Suatu sore yang syahdu, Gareng dan Petruk duduk di warung menunggu waktu berbuka. Di sebelah mereka, seorang bocah kecil dengan wajah polos menatap es buah dengan tatapan penuh harapan.
“Kang Gareng, Kang Petruk, aku sudah hafal doa buka puasa, loh!” kata si bocah dengan bangga.
Petruk, yang sudah setengah lemas karena lapar, langsung semangat. “Wah, hebat! Coba baca dulu, siapa tahu kita dapat pahala lebih sebelum buka.”
Bocah itu menarik napas, menangkupkan tangan, lalu dengan suara lantang membaca:
‘Ya Allah, berkahilah makanan ini, lancarkan rezeki kami, jauhkan kami dari dosa, dan… semoga ayam goreng di piring Kang Gareng jatuh ke piringku. Aamiin!’
Gareng tersedak. “Lho, lho! Itu doa buka puasa versi mana, Nak?!”
Bocah itu tersenyum polos. “Versi doa yang realistis, Kang! Kata ibu, kalau berdoa harus spesifik dan langsung ke intinya.”

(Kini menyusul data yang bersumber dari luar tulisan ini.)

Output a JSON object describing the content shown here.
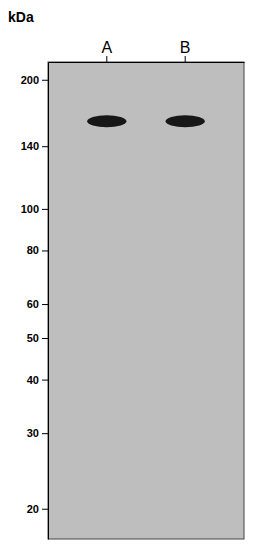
{
  "chart_data": {
    "type": "gel",
    "ylabel": "kDa",
    "categories": [
      "A",
      "B"
    ],
    "values": [
      160,
      160
    ],
    "color": "#0a0a0a",
    "log": "y",
    "ylim": [
      17,
      220
    ],
    "yticks": [
      200,
      140,
      100,
      80,
      60,
      50,
      40,
      30,
      20
    ],
    "grid": false
  }
}
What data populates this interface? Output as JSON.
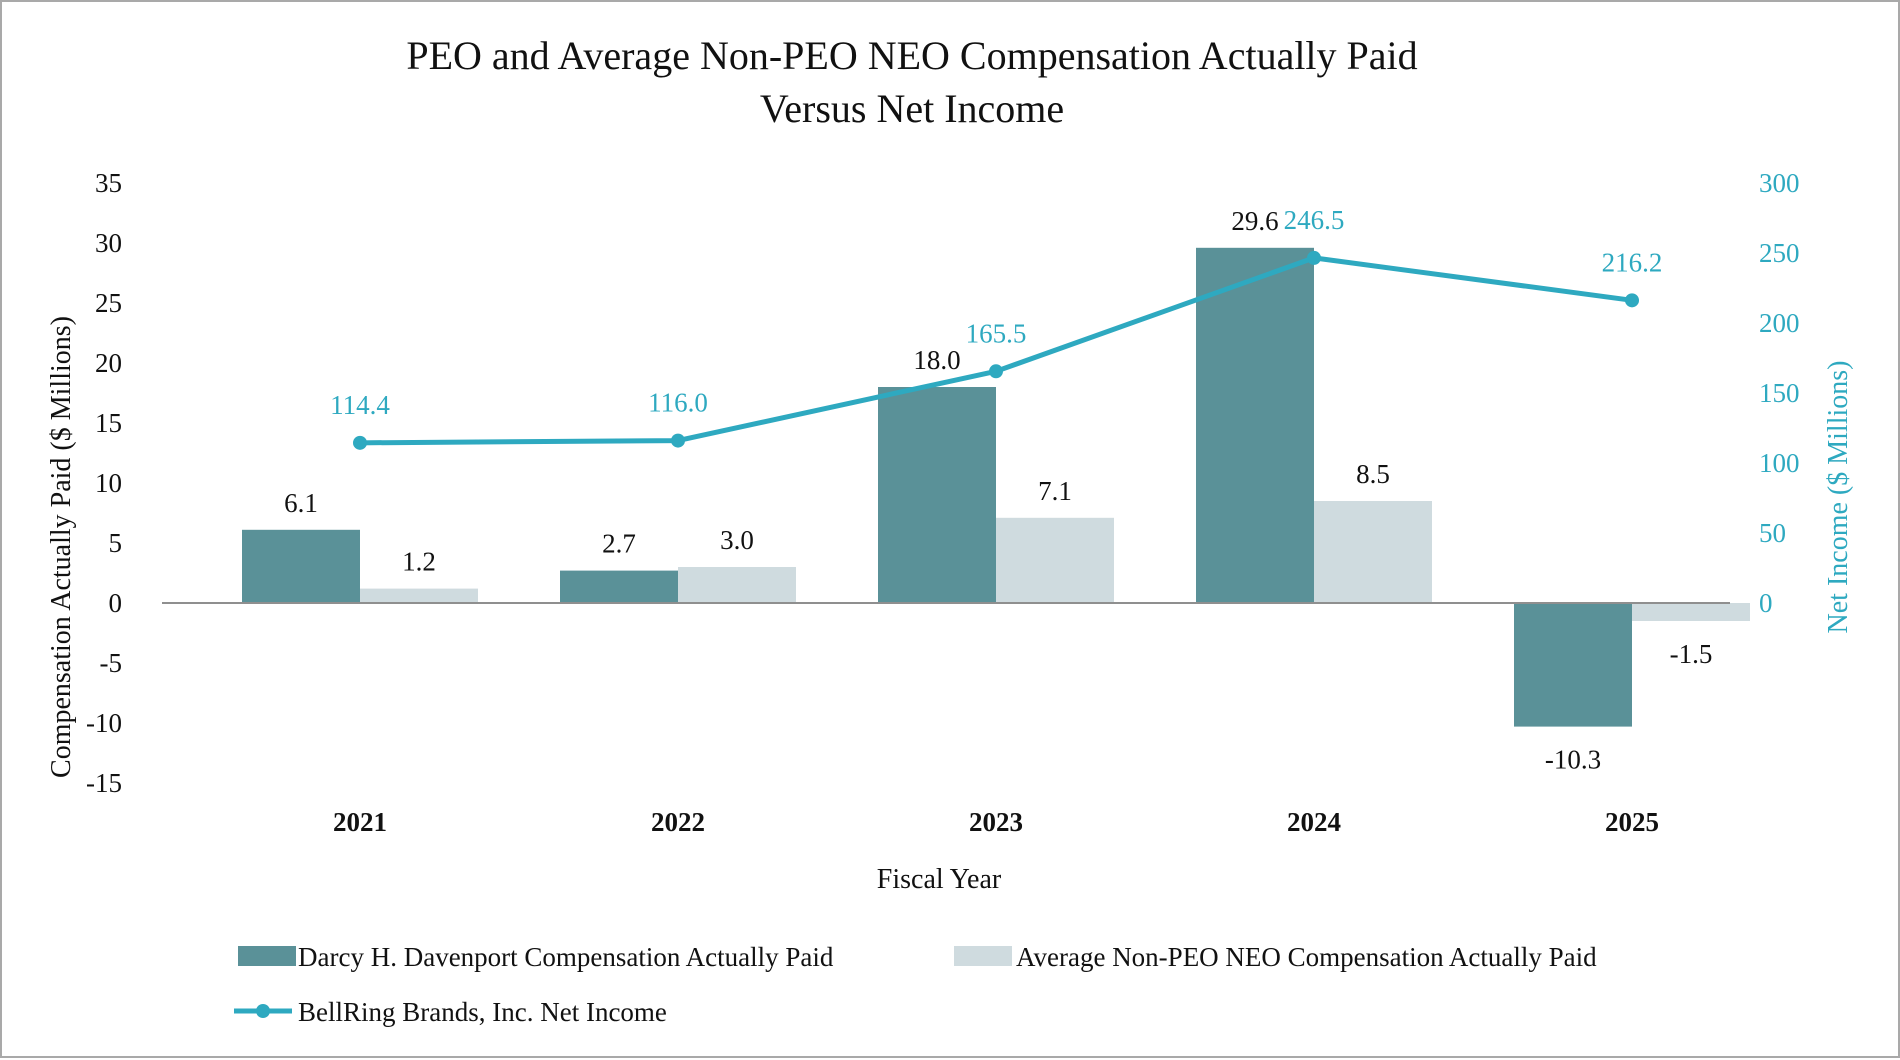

Petruk tertawa terbahak-bahak. “Wah, kalau begitu, saya mau tambahin doa: Ya Allah, berkahilah makanan ini, dan semoga es buah di depan saya tambah banyak isinya pas saya kedip!”
Tak lama kemudian, bedug maghrib pun berkumandang. Semua orang buru-buru menyeruput minuman mereka dengan penuh kemenangan. Gareng dan Petruk saling pandang, lalu menepuk bahu si bocah kecil itu.
“Nak, lain kali kalau doa, jangan sampai merugikan pihak lain. Apalagi ayam goreng saya!” kata Gareng sambil pura-pura serius.
Bocah itu tertawa. “Tenang, Kang! Saya doakan juga supaya Kang Gareng dikasih ayam goreng yang lebih besar. Jadi saya bisa doakan lagi biar ayamnya jatuh ke saya!”
Ah, Ramadan memang penuh berkah dan kejutan. Semoga doa kita semua dikabulkan—yang penting doanya jangan pakai strategi ambil punya orang lain! Selamat berbuka puasa, semoga perut kenyang dan hati tetap senang!